There has been much discussion of late, especially in Europe, about finding more effective ways to integrate immigrants into mainstream society. In England, France, and elsewhere, specific concerns have been raised about the isolation of Muslims, and the possibility their experience of separateness could breed radicalization.

So new research from Germany couldn’t be more relevant or timely. It points to a simple way migrant children can be made to feel included and connected: Playing music together.

“Programs providing young migrants with the opportunity to perform music within a larger, culturally heterogeneous group can be viewed as an effective intervention to encourage adaptation to mainstream culture,” writes a research team led by psychologist Emily Frankenberg of J.W. Goethe University in Frankfurt.

In the journal Psychology of Music, the researchers describe a study featuring 159 elementary school students from immigrant families. They attended 14 different public schools. Roughly reflecting the ethnic composition of German immigrants, 30 percent were of Turkish descent, 24 percent were Russian or Ukrainian, and six percent were Polish.

“Results indicate that it was the experience of collaborating and performing within a larger group which led to stronger host culture orientation.”

The students were either in second or third grade at the beginning of the study. Sixty-two of them were participants in the program titled “An Instrument for Every Child.” That means they took weekly lessons on the instrument of their choice beginning in second grade, and played in school ensembles beginning in third grade.

The students’ level of cultural integration was measured twice—at the beginning of the study, and again about 18 months later. The scores of the music students were compared to those of the 97 who did not participate in the program (although some did sing in a choir).

Both times, the students responded to a series of statements designed to measure their “behavior and attitudes in such domains as language use, music, and national pride,” as well as the extent to which they felt accepted and valued by their peers.

The key finding: The older children who were enrolled in the music program—those who were in third grade when the study began, and in fourth grade when they were re-tested—”showed an increase in orientation to mainstream culture.” This positive trajectory was not found in their non-musical peers.

This difference was not found among the younger students, who were “just beginning Grade Three at the time of the second data collection, and thus had not had much time to experience ensemble playing.” To Frankenberg and her colleagues, this strongly suggests that playing in student ensembles led to a feeling of fitting in.

“Results indicate that it was the experience of collaborating and performing within a larger group which led to stronger host culture orientation,” they write. In these groups, “students collaborate to perform music pieces together. This requires children to listen and pay attention to each other”—regardless of their religion or ethnicity.

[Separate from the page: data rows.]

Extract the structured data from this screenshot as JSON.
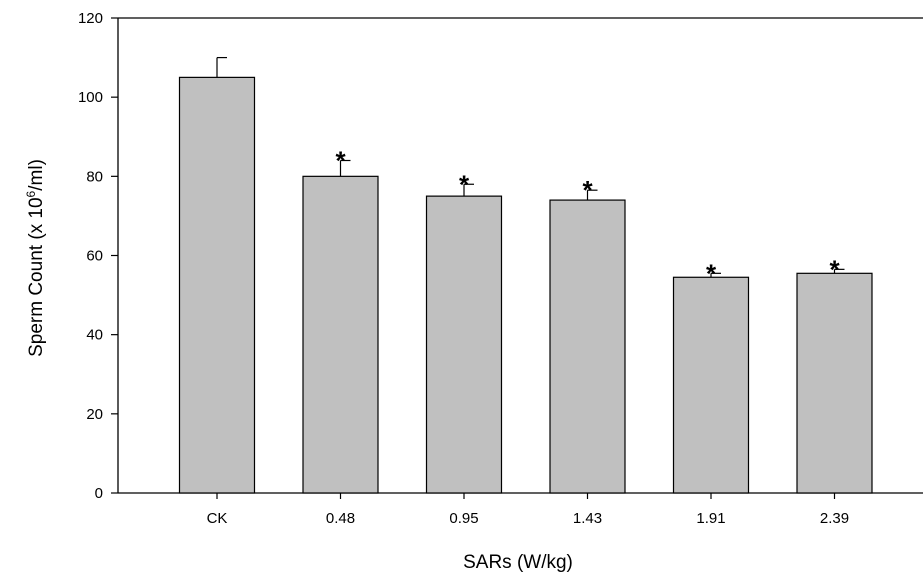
{
  "chart_data": {
    "type": "bar",
    "title": "",
    "xlabel": "SARs (W/kg)",
    "ylabel": {
      "prefix": "Sperm Count (x 10",
      "superscript": "6",
      "suffix": "/ml)"
    },
    "categories": [
      "CK",
      "0.48",
      "0.95",
      "1.43",
      "1.91",
      "2.39"
    ],
    "values": [
      105,
      80,
      75,
      74,
      54.5,
      55.5
    ],
    "error_upper": [
      5,
      4,
      3,
      2.5,
      1,
      1
    ],
    "significance_marker": "*",
    "significant": [
      false,
      true,
      true,
      true,
      true,
      true
    ],
    "ylim": [
      0,
      120
    ],
    "yticks": [
      0,
      20,
      40,
      60,
      80,
      100,
      120
    ],
    "grid": false,
    "bar_color": "#c0c0c0",
    "edge_color": "#000000"
  }
}
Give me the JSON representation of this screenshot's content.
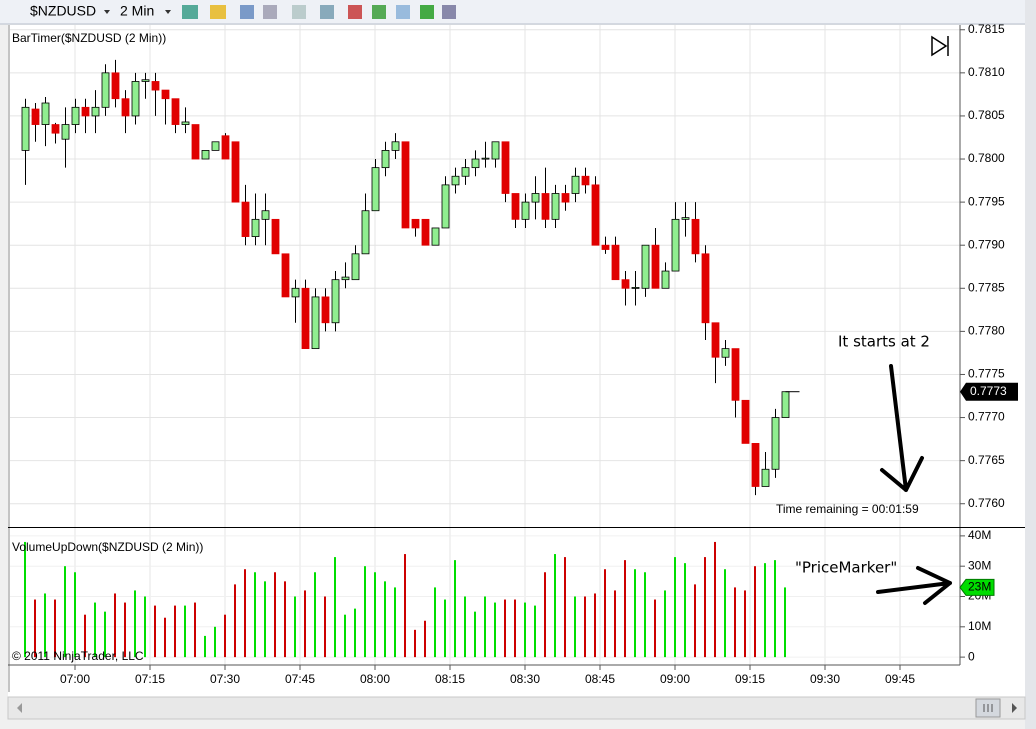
{
  "toolbar": {
    "instrument": "$NZDUSD",
    "interval": "2 Min"
  },
  "copyright": "© 2011 NinjaTrader, LLC",
  "chart_data": [
    {
      "type": "candlestick",
      "title": "BarTimer($NZDUSD (2 Min))",
      "bar_timer": "Time remaining = 00:01:59",
      "annotation": "It starts at 2",
      "up_color": "#90ee90",
      "down_color": "#e00000",
      "grid": true,
      "x": [
        "06:50",
        "06:52",
        "06:54",
        "06:56",
        "06:58",
        "07:00",
        "07:02",
        "07:04",
        "07:06",
        "07:08",
        "07:10",
        "07:12",
        "07:14",
        "07:16",
        "07:18",
        "07:20",
        "07:22",
        "07:24",
        "07:26",
        "07:28",
        "07:30",
        "07:32",
        "07:34",
        "07:36",
        "07:38",
        "07:40",
        "07:42",
        "07:44",
        "07:46",
        "07:48",
        "07:50",
        "07:52",
        "07:54",
        "07:56",
        "07:58",
        "08:00",
        "08:02",
        "08:04",
        "08:06",
        "08:08",
        "08:10",
        "08:12",
        "08:14",
        "08:16",
        "08:18",
        "08:20",
        "08:22",
        "08:24",
        "08:26",
        "08:28",
        "08:30",
        "08:32",
        "08:34",
        "08:36",
        "08:38",
        "08:40",
        "08:42",
        "08:44",
        "08:46",
        "08:48",
        "08:50",
        "08:52",
        "08:54",
        "08:56",
        "08:58",
        "09:00",
        "09:02",
        "09:04",
        "09:06",
        "09:08",
        "09:10",
        "09:12",
        "09:14",
        "09:16",
        "09:18",
        "09:20",
        "09:22"
      ],
      "open": [
        0.7801,
        0.78058,
        0.7804,
        0.7804,
        0.78023,
        0.7804,
        0.7806,
        0.7805,
        0.7806,
        0.781,
        0.7807,
        0.7805,
        0.7809,
        0.7809,
        0.7808,
        0.7807,
        0.7804,
        0.7804,
        0.78,
        0.7801,
        0.78027,
        0.7802,
        0.7795,
        0.7791,
        0.7793,
        0.7793,
        0.7789,
        0.7784,
        0.7785,
        0.7778,
        0.7784,
        0.7781,
        0.7786,
        0.7786,
        0.7789,
        0.7794,
        0.7799,
        0.7801,
        0.7802,
        0.7793,
        0.7793,
        0.779,
        0.7792,
        0.7797,
        0.7798,
        0.7799,
        0.78,
        0.78,
        0.7802,
        0.7796,
        0.7793,
        0.7795,
        0.7796,
        0.7793,
        0.7796,
        0.7796,
        0.7798,
        0.7797,
        0.779,
        0.779,
        0.7786,
        0.7785,
        0.7785,
        0.779,
        0.7785,
        0.7787,
        0.7793,
        0.7793,
        0.7789,
        0.7781,
        0.7777,
        0.7778,
        0.7772,
        0.7767,
        0.7762,
        0.7764,
        0.777
      ],
      "high": [
        0.7807,
        0.78065,
        0.78072,
        0.78042,
        0.7806,
        0.7807,
        0.7807,
        0.7808,
        0.7811,
        0.78115,
        0.7808,
        0.781,
        0.781,
        0.781,
        0.7808,
        0.7807,
        0.7806,
        0.7804,
        0.7801,
        0.7802,
        0.7803,
        0.7802,
        0.7797,
        0.7796,
        0.7796,
        0.7793,
        0.7789,
        0.7786,
        0.7786,
        0.7785,
        0.7785,
        0.7787,
        0.7788,
        0.779,
        0.7796,
        0.78,
        0.7802,
        0.7803,
        0.7802,
        0.7793,
        0.7793,
        0.7792,
        0.7798,
        0.7799,
        0.78,
        0.7801,
        0.7802,
        0.7802,
        0.7802,
        0.7796,
        0.7796,
        0.7798,
        0.7799,
        0.7797,
        0.7797,
        0.7799,
        0.7799,
        0.7798,
        0.7791,
        0.7791,
        0.7787,
        0.7787,
        0.779,
        0.7792,
        0.7788,
        0.7795,
        0.7795,
        0.7795,
        0.779,
        0.7781,
        0.7779,
        0.7778,
        0.7772,
        0.7767,
        0.7766,
        0.7771,
        0.7773
      ],
      "low": [
        0.7797,
        0.7802,
        0.78015,
        0.78018,
        0.7799,
        0.7803,
        0.7803,
        0.7803,
        0.7805,
        0.7806,
        0.7803,
        0.7804,
        0.7807,
        0.7805,
        0.7804,
        0.7803,
        0.7803,
        0.78,
        0.78,
        0.7801,
        0.78,
        0.7795,
        0.779,
        0.779,
        0.779,
        0.7789,
        0.7784,
        0.7781,
        0.7778,
        0.7778,
        0.778,
        0.778,
        0.7785,
        0.7786,
        0.7789,
        0.7794,
        0.7798,
        0.78,
        0.7792,
        0.7791,
        0.779,
        0.779,
        0.7792,
        0.7796,
        0.7797,
        0.7798,
        0.7799,
        0.7799,
        0.7795,
        0.7792,
        0.7792,
        0.7793,
        0.7792,
        0.7792,
        0.7794,
        0.7795,
        0.7796,
        0.779,
        0.7789,
        0.7786,
        0.7783,
        0.7783,
        0.7784,
        0.7785,
        0.7785,
        0.7787,
        0.7791,
        0.7788,
        0.7779,
        0.7774,
        0.7776,
        0.777,
        0.7767,
        0.7761,
        0.7762,
        0.7763,
        0.777
      ],
      "close": [
        0.7806,
        0.7804,
        0.78065,
        0.7803,
        0.7804,
        0.7806,
        0.7805,
        0.7806,
        0.781,
        0.7807,
        0.7805,
        0.7809,
        0.78092,
        0.7808,
        0.7807,
        0.7804,
        0.78043,
        0.78,
        0.7801,
        0.7802,
        0.78,
        0.7795,
        0.7791,
        0.7793,
        0.7794,
        0.7789,
        0.7784,
        0.7785,
        0.7778,
        0.7784,
        0.7781,
        0.7786,
        0.77863,
        0.7789,
        0.7794,
        0.7799,
        0.7801,
        0.7802,
        0.7792,
        0.7792,
        0.779,
        0.7792,
        0.7797,
        0.7798,
        0.7799,
        0.78,
        0.78001,
        0.7802,
        0.7796,
        0.7793,
        0.7795,
        0.7796,
        0.7793,
        0.7796,
        0.7795,
        0.7798,
        0.7797,
        0.779,
        0.77895,
        0.7786,
        0.7785,
        0.77851,
        0.779,
        0.7785,
        0.7787,
        0.7793,
        0.77932,
        0.7789,
        0.7781,
        0.7777,
        0.7778,
        0.7772,
        0.7767,
        0.7762,
        0.7764,
        0.777,
        0.7773
      ],
      "last_price": 0.7773,
      "xlim": [
        "06:47",
        "09:57"
      ],
      "xticks": [
        "07:00",
        "07:15",
        "07:30",
        "07:45",
        "08:00",
        "08:15",
        "08:30",
        "08:45",
        "09:00",
        "09:15",
        "09:30",
        "09:45"
      ],
      "ylim": [
        0.77573,
        0.78159
      ],
      "yticks": [
        0.7815,
        {
          "value": 0.781,
          "label": "0.7810"
        },
        0.7805,
        {
          "value": 0.78,
          "label": "0.7800"
        },
        0.7795,
        {
          "value": 0.779,
          "label": "0.7790"
        },
        0.7785,
        {
          "value": 0.778,
          "label": "0.7780"
        },
        0.7775,
        {
          "value": 0.777,
          "label": "0.7770"
        },
        0.7765,
        {
          "value": 0.776,
          "label": "0.7760"
        }
      ]
    },
    {
      "type": "bar",
      "title": "VolumeUpDown($NZDUSD (2 Min))",
      "annotation": "\"PriceMarker\"",
      "up_color": "#00dd00",
      "down_color": "#cc0000",
      "values": [
        38,
        19,
        21,
        19,
        30,
        28,
        14,
        18,
        15,
        21,
        18,
        22,
        20,
        17,
        13,
        17,
        17,
        18,
        7,
        10,
        14,
        24,
        29,
        28,
        25,
        28,
        25,
        20,
        22,
        28,
        20,
        33,
        14,
        16,
        30,
        28,
        25,
        23,
        34,
        9,
        12,
        23,
        19,
        32,
        20,
        15,
        20,
        18,
        19,
        19,
        18,
        17,
        28,
        34,
        33,
        20,
        20,
        21,
        29,
        22,
        32,
        29,
        28,
        19,
        22,
        33,
        31,
        24,
        33,
        38,
        29,
        23,
        22,
        30,
        31,
        32,
        23
      ],
      "last_value": {
        "value": 23,
        "label": "23M"
      },
      "ylim": [
        -2.6,
        42.6
      ],
      "yticks": [
        0,
        {
          "value": 10,
          "label": "10M"
        },
        {
          "value": 20,
          "label": "20M"
        },
        {
          "value": 30,
          "label": "30M"
        },
        {
          "value": 40,
          "label": "40M"
        }
      ]
    }
  ]
}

The researchers note that the vast majority of study participants—87 percent—were born in Germany. It’s not clear whether joining music ensembles would have the same positive effect for those who moved here as children or adolescents.

They also note that fewer than four percent of the students chose to study traditional instruments from their own countries. Since “maintenance of one’s culture of heritage is a necessary component of healthy adaptation,” they suggest the program be modified to encourage such choices.

Nevertheless, these are hopeful findings.

“Through the experience of playing music together, migrant children … come into closer contact with their non-migrant classmates, and are encouraged to develop a stronger sense of community and cohesion,” Frankenberg and her colleagues write. “For immigrant students, this may represent a key opportunity for social and cultural inclusion within the classroom and, from there, within wider mainstream society.”